En politique, on dit souvent que les couteaux n’arrivent jamais par en avant. Pour les libéraux, qui s’engagent pour les six prochains mois dans une longue course à la chefferie, l’adage a son importance. La direction du PLQ aime bien brandir le fait que le parti a des traditions et que les deux rivaux se ménageront pour la suite des choses. Mais sur le terrain, on a déjà commencé à aiguiser les couteaux.
Le parquet du conseil général était une occasion en or de marquer le coup pour les candidats à la chefferie, et Dominique Anglade s’est assurée de faire son entrée la première.
Il est clair qu’elle a une longueur d’avance, puisqu’elle occupe le terrain, seule, depuis des mois. Ses partisans ont été visibles, affichant le t-shirt ou le macaron de couleur bleu et corail, à l’effigie de Dominique. On a pu noter que le rouge libéral a été exclu de son image de marque.
L’entrée en scène d’Alexandre Cusson a été plus timide. S’il a passé le test de la première mêlée de presse sans faire de gaffe, personne n’a fait wow.

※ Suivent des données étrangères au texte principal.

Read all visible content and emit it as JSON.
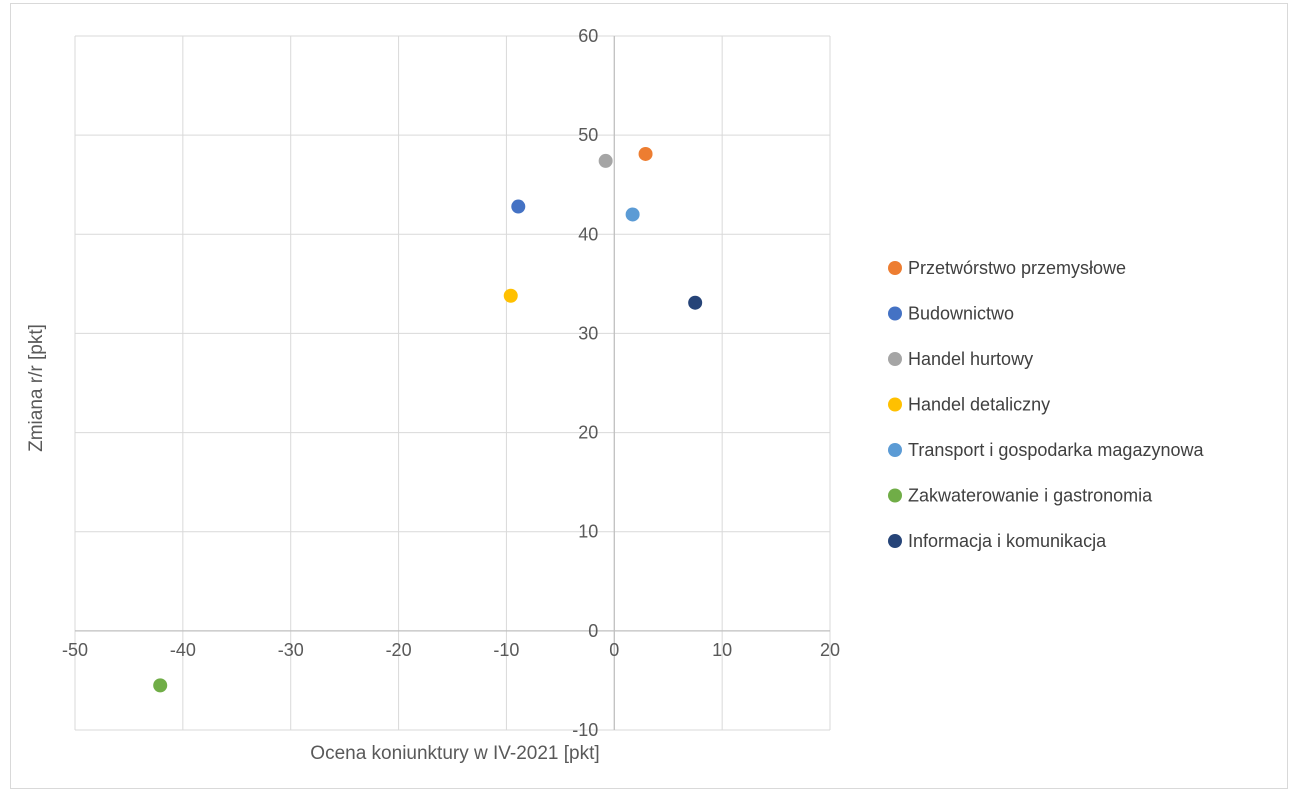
{
  "chart_data": {
    "type": "scatter",
    "xlabel": "Ocena koniunktury w IV-2021 [pkt]",
    "ylabel": "Zmiana r/r [pkt]",
    "xlim": [
      -50,
      20
    ],
    "ylim": [
      -10,
      60
    ],
    "x_ticks": [
      -50,
      -40,
      -30,
      -20,
      -10,
      0,
      10,
      20
    ],
    "y_ticks": [
      -10,
      0,
      10,
      20,
      30,
      40,
      50,
      60
    ],
    "grid": true,
    "legend_position": "right",
    "series": [
      {
        "name": "Przetwórstwo przemysłowe",
        "color": "#ED7D31",
        "x": [
          2.9
        ],
        "y": [
          48.1
        ]
      },
      {
        "name": "Budownictwo",
        "color": "#4472C4",
        "x": [
          -8.9
        ],
        "y": [
          42.8
        ]
      },
      {
        "name": "Handel hurtowy",
        "color": "#A5A5A5",
        "x": [
          -0.8
        ],
        "y": [
          47.4
        ]
      },
      {
        "name": "Handel detaliczny",
        "color": "#FFC000",
        "x": [
          -9.6
        ],
        "y": [
          33.8
        ]
      },
      {
        "name": "Transport i gospodarka magazynowa",
        "color": "#5B9BD5",
        "x": [
          1.7
        ],
        "y": [
          42.0
        ]
      },
      {
        "name": "Zakwaterowanie i gastronomia",
        "color": "#70AD47",
        "x": [
          -42.1
        ],
        "y": [
          -5.5
        ]
      },
      {
        "name": "Informacja i komunikacja",
        "color": "#264478",
        "x": [
          7.5
        ],
        "y": [
          33.1
        ]
      }
    ]
  }
}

L’aspirant chef libéral a mal planifié son arrivée. Alors que les journalistes l’attendaient et que les chaînes d’information en continu étaient en direct, il s’est plutôt dirigé vers la table d’inscription pour aller chercher sa cocarde.
Sa campagne n’est pas encore bien ficelée et on a l’impression qu’il pourrait être battu, ce qui ouvre la porte aux attaques sournoises.
Dans le camp Cusson, on a laissé entendre ce week-end qu’il n’est pas facile de travailler avec « l’intense » Dominique Anglade. Pourtant, il profite de l’appui de deux anciens collaborateurs de l’ex-ministre, la députée Lise Thériault et l’ancien député Stéphane Billette, qui ont successivement occupé le poste de ministre responsable des Petites et moyennes entreprises. On se demande pourquoi ils ne se sont pas naturellement rangés dans le camp de leur ancienne supérieure hiérarchique.
Le camp Anglade a aussi fait courir ses ragots dans les corridors. On n’a pas manqué une occasion de dépeindre « l’establishment libéral » derrière Alexandre Cusson comme le responsable de la défaite historique de Philippe Couillard.
On s’est empressé de définir Mme Anglade comme une leader assumée qui s’est constitué une équipe, tandis que le camp adverse est formé de vieux libéraux à la recherche d’un chef. Après avoir cherché et cherché, ils ont fini par convaincre Alexandre Cusson de se présenter, dit-on.
C’est inévitable, les campagnes à la direction forcent la formation de clans à l’intérieur d’un parti, et principalement dans son caucus. Le député Gaétan Barrette, qui n’appuie personne pour l’instant, a sans doute senti que les hostilités s’engageaient. Il a dit craindre les dérapages tout au long de la course.
On veut une course
Il reste que les libéraux sont contents qu’il y ait une course. L’idée que Dominique Anglade soit couronnée semblait démotiver les militants. Elle est certainement respectée au sein du parti, mais sa candidature n’a jamais suscité l’engouement.
On lui a d’ailleurs trouvé plusieurs défauts dans le contexte où le principal défi des libéraux est de reconquérir les régions. Est-ce qu’une Montréalaise issue des communautés culturelles pourrait y arriver? Est-ce que son passé à la présidence de la CAQ la disqualifie?
La course ne s’annonce pas sans péril. Mais si elle triomphe, elle jouira d’une légitimité qu’une victoire par acclamation ne lui aurait jamais donnée.
Quant au candidat Cusson, il souffre d’un sérieux manque de notoriété. La course lui en donnera certainement un peu. Mais si sa force réside dans son réseau de contacts dans le milieu municipal, il devra préciser son discours sur des enjeux sensibles, notamment la Loi sur la laïcité de l'État. À l’entendre s’enfarger sur la définition d’un Québécois de souche, on a compris que le candidat Cusson n’est pas à l’abri d’une bourde.
Y aura-t-il un troisième candidat? À l’issue du conseil général, certains semblaient l’espérer. En fin de compte, une seule question s’impose pour les membres du Parti libéral. Qui pourra battre François Legault en 2022?